The mission would have been a fitting landmark moment during Women’s History Month, though NASA spokeswoman Stephanie Schierholz tells CNN’s Gianluca Mezzofiore that it “was not orchestrated to be this way” and “assignments and schedules could always change.”
A spacewalk, also known as extravehicular activity (EVA), is a broad term that applies to any time an astronaut exits a vehicle while in space. According to NASA, astronauts conduct spacewalks for a number of reasons: to carry out experiments in space, to test new equipment, or to repair satellites and spacecraft.
The first ever spacewalk was carried out by Alexei Leonov in March 1965, and the first woman to take part in a spacewalk was Russian cosmonaut Svetlana Savitskaya, who performed welding experiments outside the Salyut 7 space station on July 25, 1984. Though women make up a growing number of NASA astronauts, women continue to be underrepresented in space exploration. And for the most part, “spacewalks have been … conducted by male astronauts, with the help of some female crewmembers,” as Shaiann Frazier previously reported for NBC News.
The two women set to make space history on March 29 were both part of NASA’s 2013 astronaut class. McClain, an aerospace engineer and a senior army aviator, has been on board the International Space Station since December 2018. Koch, who has a background in electrical engineering and physics, will launch into space on March 14 and join McClain at the ISS.
Earlier this month, Facciol, the lead flight controller, tweeted her support for an all-female spacewalk. But, she added in another tweet, “here’s hoping this will be the norm one day!”

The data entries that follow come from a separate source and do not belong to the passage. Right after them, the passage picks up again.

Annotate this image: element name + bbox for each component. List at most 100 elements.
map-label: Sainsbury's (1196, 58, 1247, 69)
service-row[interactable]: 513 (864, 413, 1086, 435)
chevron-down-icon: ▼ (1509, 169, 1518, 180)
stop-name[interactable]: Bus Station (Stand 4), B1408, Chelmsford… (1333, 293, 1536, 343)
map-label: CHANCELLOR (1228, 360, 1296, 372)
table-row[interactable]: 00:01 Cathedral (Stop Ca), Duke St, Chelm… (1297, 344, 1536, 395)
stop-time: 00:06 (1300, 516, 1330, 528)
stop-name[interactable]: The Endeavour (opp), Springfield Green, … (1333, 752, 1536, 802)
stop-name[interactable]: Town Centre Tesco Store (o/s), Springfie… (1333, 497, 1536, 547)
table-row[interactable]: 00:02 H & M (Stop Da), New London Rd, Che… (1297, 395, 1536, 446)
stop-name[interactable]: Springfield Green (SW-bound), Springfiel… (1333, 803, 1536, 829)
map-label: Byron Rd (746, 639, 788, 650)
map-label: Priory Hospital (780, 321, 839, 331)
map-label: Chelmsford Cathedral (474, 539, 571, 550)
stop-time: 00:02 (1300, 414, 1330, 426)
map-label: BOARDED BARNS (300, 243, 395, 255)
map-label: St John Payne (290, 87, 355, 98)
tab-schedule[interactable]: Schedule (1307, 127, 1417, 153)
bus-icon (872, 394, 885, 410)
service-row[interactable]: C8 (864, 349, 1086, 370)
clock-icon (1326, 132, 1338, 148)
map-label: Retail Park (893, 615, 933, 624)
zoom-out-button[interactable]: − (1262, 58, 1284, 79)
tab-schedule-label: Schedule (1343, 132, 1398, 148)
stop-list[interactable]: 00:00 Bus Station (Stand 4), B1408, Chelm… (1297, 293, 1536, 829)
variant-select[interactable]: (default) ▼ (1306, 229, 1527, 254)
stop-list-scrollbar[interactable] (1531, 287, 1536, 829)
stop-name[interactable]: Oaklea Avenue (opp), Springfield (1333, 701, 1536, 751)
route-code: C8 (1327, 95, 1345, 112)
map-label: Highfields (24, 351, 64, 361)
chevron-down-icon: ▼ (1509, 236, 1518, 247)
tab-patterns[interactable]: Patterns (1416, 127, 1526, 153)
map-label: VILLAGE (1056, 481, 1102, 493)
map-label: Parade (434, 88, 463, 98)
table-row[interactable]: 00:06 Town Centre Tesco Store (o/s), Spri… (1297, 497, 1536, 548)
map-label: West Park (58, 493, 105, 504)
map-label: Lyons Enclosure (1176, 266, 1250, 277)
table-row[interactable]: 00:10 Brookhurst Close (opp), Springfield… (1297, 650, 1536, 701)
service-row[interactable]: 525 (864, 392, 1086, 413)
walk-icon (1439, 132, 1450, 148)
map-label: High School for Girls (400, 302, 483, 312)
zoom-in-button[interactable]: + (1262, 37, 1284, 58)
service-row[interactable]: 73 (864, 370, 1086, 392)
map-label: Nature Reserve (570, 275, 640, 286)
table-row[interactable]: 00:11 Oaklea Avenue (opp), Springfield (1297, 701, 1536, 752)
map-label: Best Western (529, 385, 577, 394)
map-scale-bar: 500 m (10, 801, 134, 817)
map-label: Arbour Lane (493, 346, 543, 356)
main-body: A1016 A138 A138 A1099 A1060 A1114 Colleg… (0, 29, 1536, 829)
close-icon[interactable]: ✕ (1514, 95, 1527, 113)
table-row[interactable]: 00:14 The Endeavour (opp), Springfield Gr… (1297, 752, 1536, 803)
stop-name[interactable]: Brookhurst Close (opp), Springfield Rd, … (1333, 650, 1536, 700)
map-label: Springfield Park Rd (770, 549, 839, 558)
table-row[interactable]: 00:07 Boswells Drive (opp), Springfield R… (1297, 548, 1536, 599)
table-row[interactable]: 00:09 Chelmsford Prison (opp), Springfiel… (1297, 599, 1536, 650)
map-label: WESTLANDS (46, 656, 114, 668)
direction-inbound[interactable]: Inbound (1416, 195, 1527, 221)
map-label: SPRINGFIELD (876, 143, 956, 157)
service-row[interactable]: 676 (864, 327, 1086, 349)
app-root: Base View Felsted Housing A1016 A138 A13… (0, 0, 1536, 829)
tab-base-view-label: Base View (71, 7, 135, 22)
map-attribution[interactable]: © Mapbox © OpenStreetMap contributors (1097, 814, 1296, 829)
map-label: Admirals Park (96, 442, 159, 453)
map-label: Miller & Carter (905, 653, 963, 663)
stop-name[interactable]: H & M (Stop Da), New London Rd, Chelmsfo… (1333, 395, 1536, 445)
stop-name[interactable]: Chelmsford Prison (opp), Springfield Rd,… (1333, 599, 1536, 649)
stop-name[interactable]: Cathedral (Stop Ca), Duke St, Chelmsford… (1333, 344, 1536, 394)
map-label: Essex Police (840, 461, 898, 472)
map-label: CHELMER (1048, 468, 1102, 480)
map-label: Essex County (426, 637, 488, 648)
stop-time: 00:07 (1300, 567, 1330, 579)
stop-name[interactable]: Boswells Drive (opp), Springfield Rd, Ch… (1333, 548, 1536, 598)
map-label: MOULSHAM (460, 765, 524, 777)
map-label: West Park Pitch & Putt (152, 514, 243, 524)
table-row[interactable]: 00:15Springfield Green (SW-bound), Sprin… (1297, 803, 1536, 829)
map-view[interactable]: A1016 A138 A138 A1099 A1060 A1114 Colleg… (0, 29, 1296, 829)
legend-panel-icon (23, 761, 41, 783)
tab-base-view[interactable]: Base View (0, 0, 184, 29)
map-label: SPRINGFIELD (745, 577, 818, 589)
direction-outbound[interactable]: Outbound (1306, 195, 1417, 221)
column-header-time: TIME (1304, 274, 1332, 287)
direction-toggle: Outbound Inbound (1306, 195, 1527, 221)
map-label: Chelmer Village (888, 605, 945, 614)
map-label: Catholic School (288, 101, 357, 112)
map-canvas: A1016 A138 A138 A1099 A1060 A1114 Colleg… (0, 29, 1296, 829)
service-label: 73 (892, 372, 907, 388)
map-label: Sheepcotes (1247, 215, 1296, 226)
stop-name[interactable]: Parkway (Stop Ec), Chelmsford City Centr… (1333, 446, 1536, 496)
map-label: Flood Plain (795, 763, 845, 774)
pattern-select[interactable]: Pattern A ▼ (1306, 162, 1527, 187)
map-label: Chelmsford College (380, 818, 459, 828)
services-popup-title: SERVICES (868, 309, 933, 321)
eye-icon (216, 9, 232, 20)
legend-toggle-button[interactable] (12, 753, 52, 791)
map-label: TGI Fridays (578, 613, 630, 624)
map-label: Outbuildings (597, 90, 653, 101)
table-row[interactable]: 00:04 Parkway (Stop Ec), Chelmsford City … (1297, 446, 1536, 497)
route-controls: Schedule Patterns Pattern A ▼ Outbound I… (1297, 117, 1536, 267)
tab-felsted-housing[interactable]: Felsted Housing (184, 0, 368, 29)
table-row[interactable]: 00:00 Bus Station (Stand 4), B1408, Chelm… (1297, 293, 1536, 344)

Because in this case, two of the six astronauts trained to complete this specific task happened to be women, the opportunity for another all-female spacewalk could come around soon, report Lindsey Bever, Kayla Epstein and Allyson Chiu for the Washington Post.
“We believe an all-female spacewalk is inevitable,” Schierholz told The Post.
Editor’s Note, March 27, 2019: This story was updated to reflect the cancellation of the first all-female spacewalk.